People are not passive recipients of the agendas of others. Many of us want to contribute to and shape social-media narratives in ways that reflect and complement our own views of the world. It is extremely unlikely that anyone is going to refer to a simplistic checklist (which, among other things, warns that ‘bad grammar’ is a sign that a media post may be suspect) before liking and sharing information and ideas with others.

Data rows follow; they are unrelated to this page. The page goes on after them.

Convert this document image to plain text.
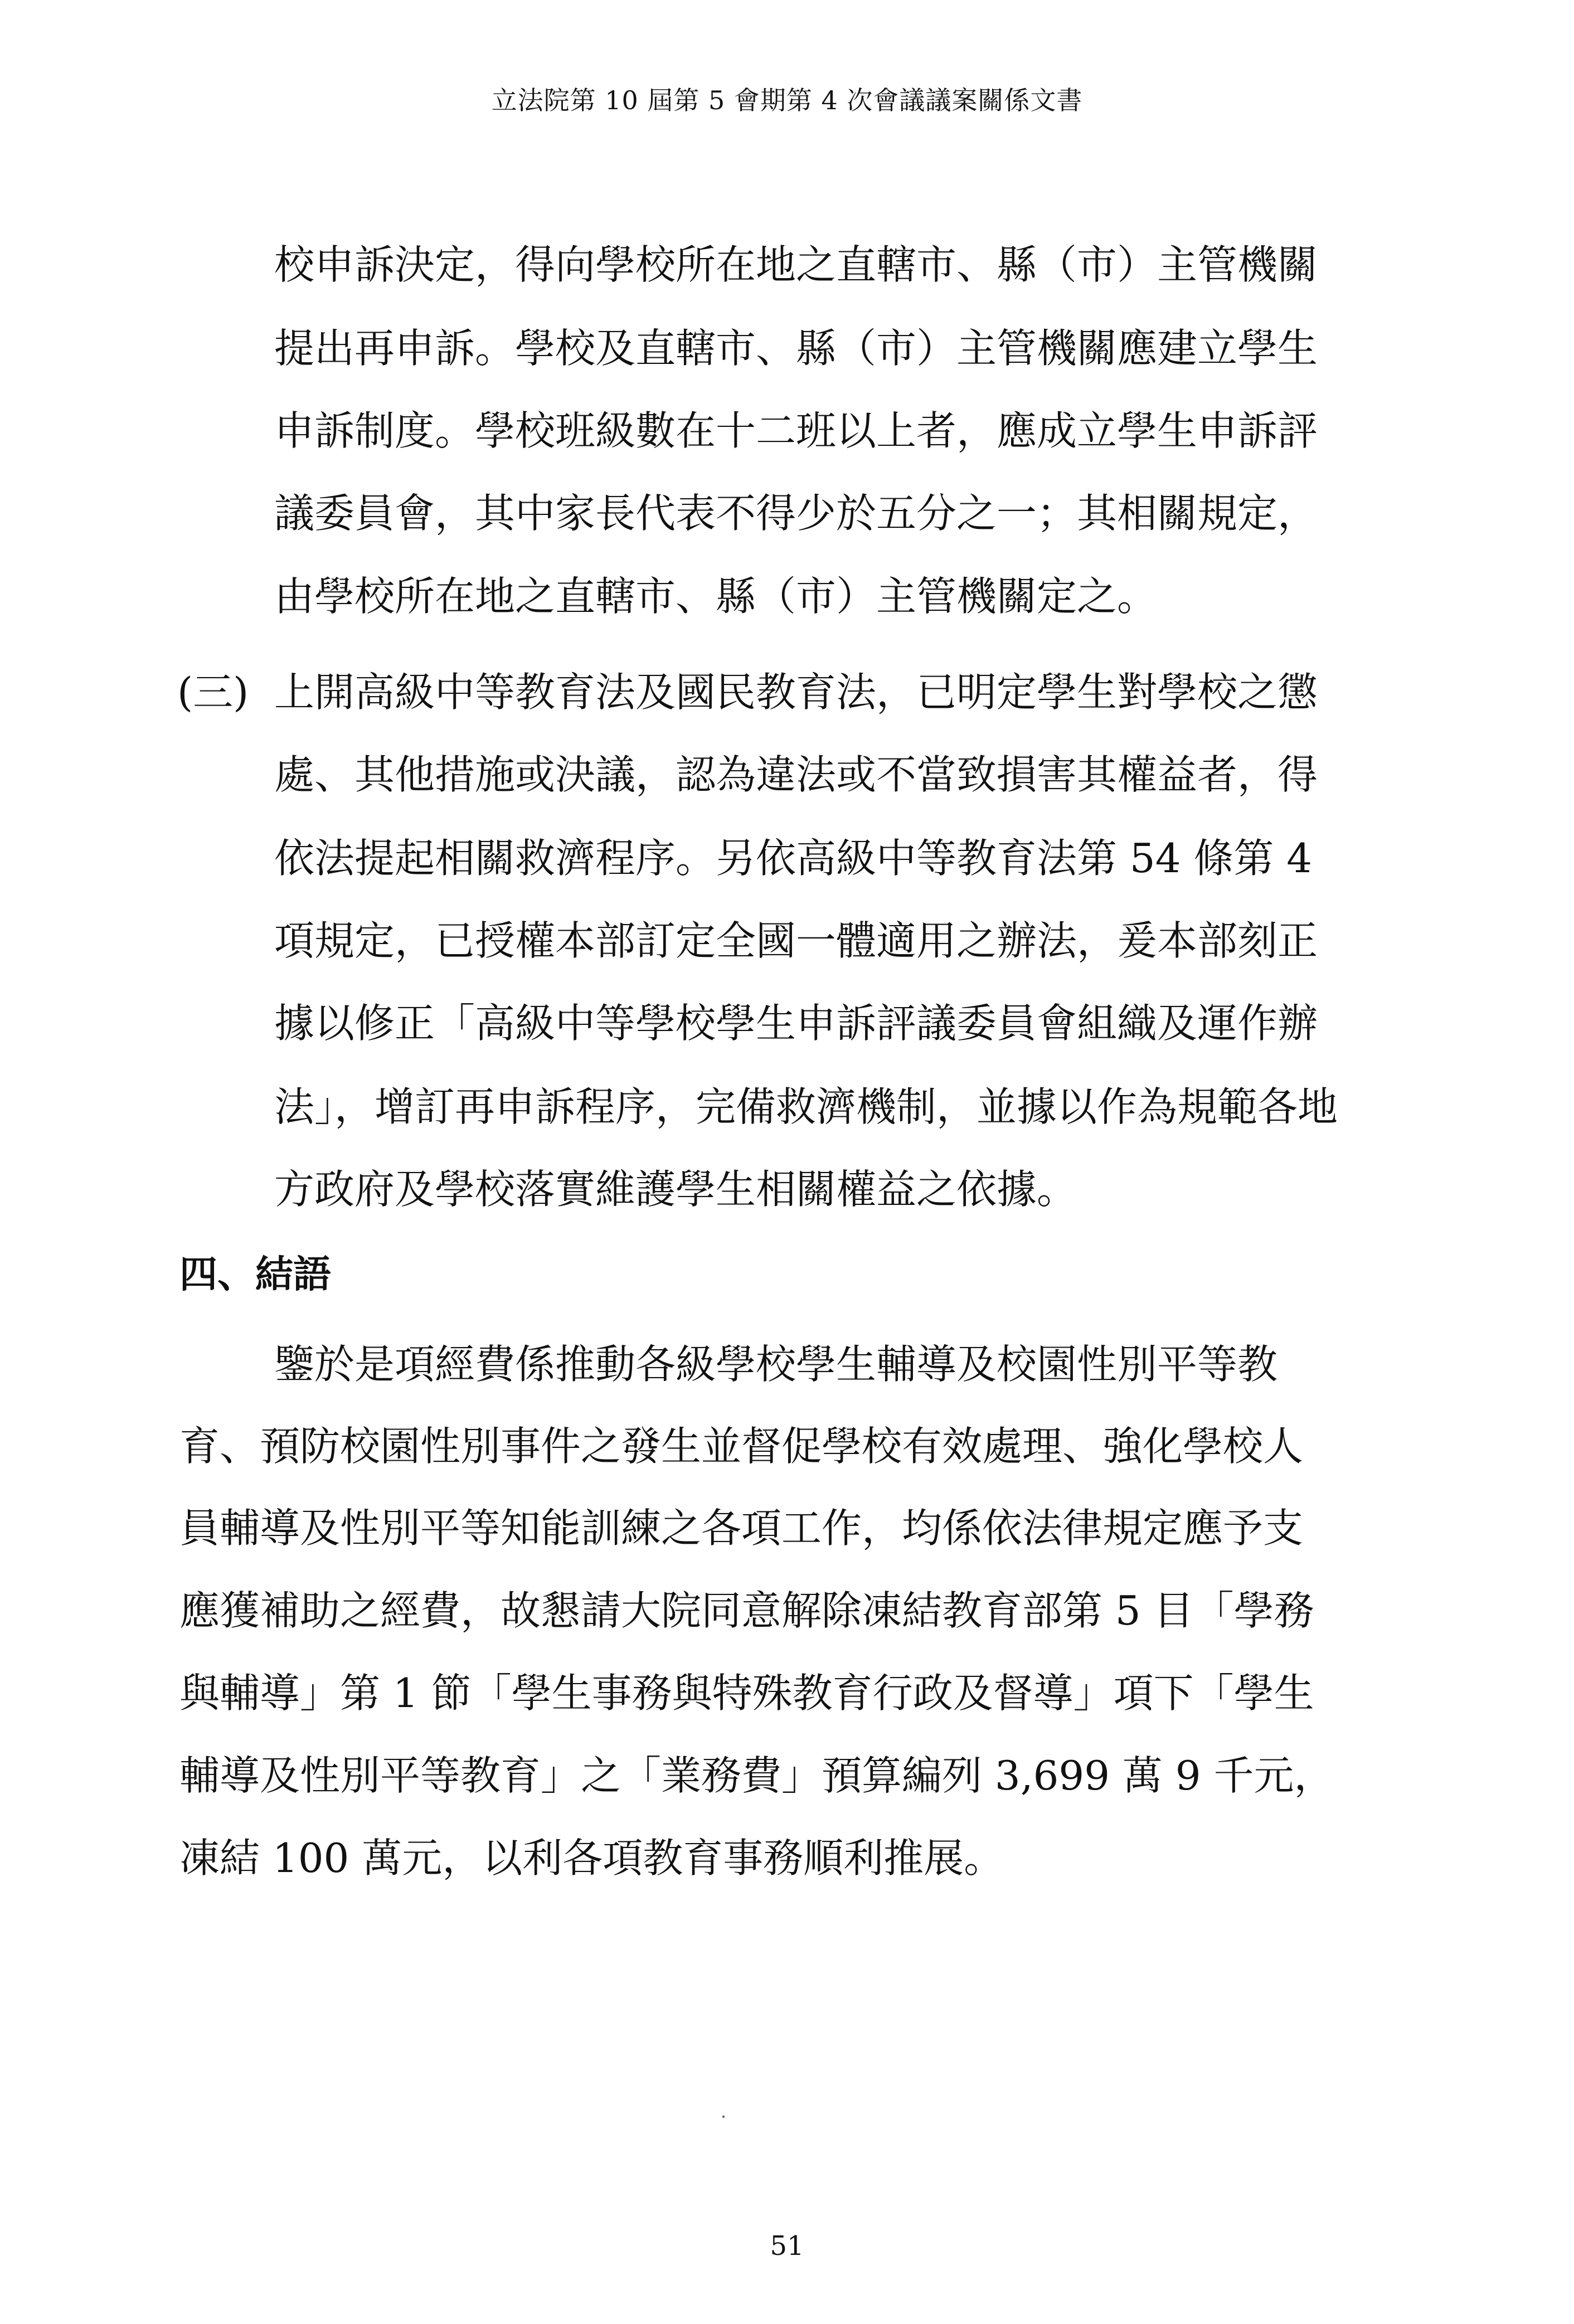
立法院第 10 屆第 5 會期第 4 次會議議案關係文書
校申訴決定，得向學校所在地之直轄市、縣（市）主管機關
提出再申訴。學校及直轄市、縣（市）主管機關應建立學生
申訴制度。學校班級數在十二班以上者，應成立學生申訴評
議委員會，其中家長代表不得少於五分之一；其相關規定，
由學校所在地之直轄市、縣（市）主管機關定之。
(三) 上開高級中等教育法及國民教育法，已明定學生對學校之懲
處、其他措施或決議，認為違法或不當致損害其權益者，得
依法提起相關救濟程序。另依高級中等教育法第 54 條第 4
項規定，已授權本部訂定全國一體適用之辦法，爰本部刻正
據以修正「高級中等學校學生申訴評議委員會組織及運作辦
法」，增訂再申訴程序，完備救濟機制，並據以作為規範各地
方政府及學校落實維護學生相關權益之依據。
四、結語
鑒於是項經費係推動各級學校學生輔導及校園性別平等教
育、預防校園性別事件之發生並督促學校有效處理、強化學校人
員輔導及性別平等知能訓練之各項工作，均係依法律規定應予支
應獲補助之經費，故懇請大院同意解除凍結教育部第 5 目「學務
與輔導」第 1 節「學生事務與特殊教育行政及督導」項下「學生
輔導及性別平等教育」之「業務費」預算編列 3,699 萬 9 千元，
凍結 100 萬元，以利各項教育事務順利推展。
51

The vast majority of the population navigate this social-media terrain with a good deal of scepticism. In mainstream politics, however, there is now an almost hysterical fear of social media. This is a product not so much of actual evidence of social-media manipulation but of the dawning awareness that people are not loyal to the spokesmen and women of the established parties or the state. Rather than generate their own persuasive or convincing messages, politicians want to scare people into returning to the fold of officially sanctioned communication. In this respect, the ‘Don’t feed the Beast’ campaign is very reminiscent of those of the past – it is using fear to achieve an objective, only this time it is more about protecting the status of the official line than protecting children.

We need to be clear that the vast majority of people can be trusted to evaluate the information they get from the internet. By encouraging us to think we are all too feeble-minded to deal with the internet, the ‘Don’t feed the Beast’ adverts are helping to lay the groundwork for the increased censorship of the internet. Now that really would be a beastly prospect.